Pew calls for a Kyoto-type solution to global warming.  One such solution is an “economy-wide cap-and-trade program for greenhouse gases.”  According to the report, “A cap on emissions would send an economy-wide signal favoring reductions, and emissions trading would ensure that reductions are achieved at the lowest possible costs.”  The second such solution in the report is to convert the Corporate Average Fuel Economy (CAFE) standards into a “tradable corporate average CO2” emissions program.  Under such a system a car manufacturer “whose emissions are below the average” in a given year “would earn allowances…that could be banked [or] sold to other manufacturers.” 

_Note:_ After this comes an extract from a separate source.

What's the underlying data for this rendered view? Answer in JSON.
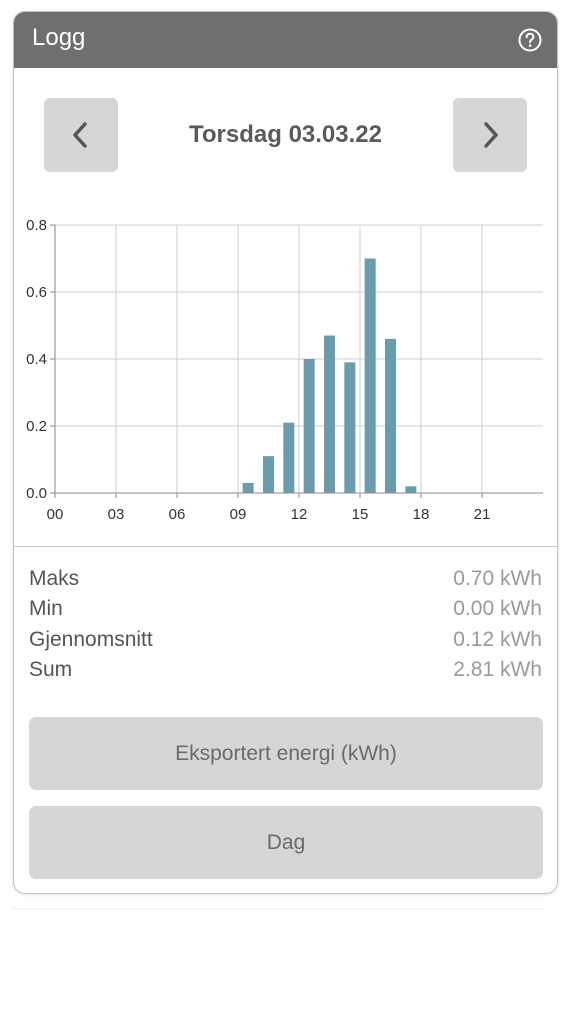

The belief in the plausibility of a cap-and-trade system is based on the relatively successful cap-and-trade system that was instituted in the U.S. to deal with sulfur dioxide.  Yet when the U.S. adopted this policy in the late 1980s, technologies to deal with sulfur dioxide, like low-sulfur coal and smokestack scrubbers, were already in existence.  There is no such comparable technology for carbon dioxide. 

It is also worthwhile to note that most countries involved in the Kyoto Protocol will fall far short of their carbon-dioxide reduction target.  According to the BBC, “The European Environment Agency says that the 15 longest-standing members of the EU are likely to cut emissions to just 2.5% below 1990 levels.”

Finally, Pew calls for a significant “ramp up” of government tax credits and subsidies for renewable energy.  These include “a longer-term extension of the federal production tax credit (PTC) currently available to some GHG [greenhouse gas]-emission-free generation,” and “extend the same credit to other zero-GHG electricity sources,” presumable wind and solar.  The report also states that, “Federal policies and R&D funding should support the use of ethanol and biodiesel today, and drive toward more advanced uses of biomass in the future.”  Such policies amount to throwing more money down the sinkhole.  The federal and state governments have been providing tax credits and subsidies for renewable energy for over two decades.  However, biomass, solar and wind still only provide barely 3% of our energy needs.

The Pew Center on Global Climate Change continues to promote hype on global warming and ineffective, if not harmful, policies to combat it.  Hopefully, its most recent report will be largely ignored.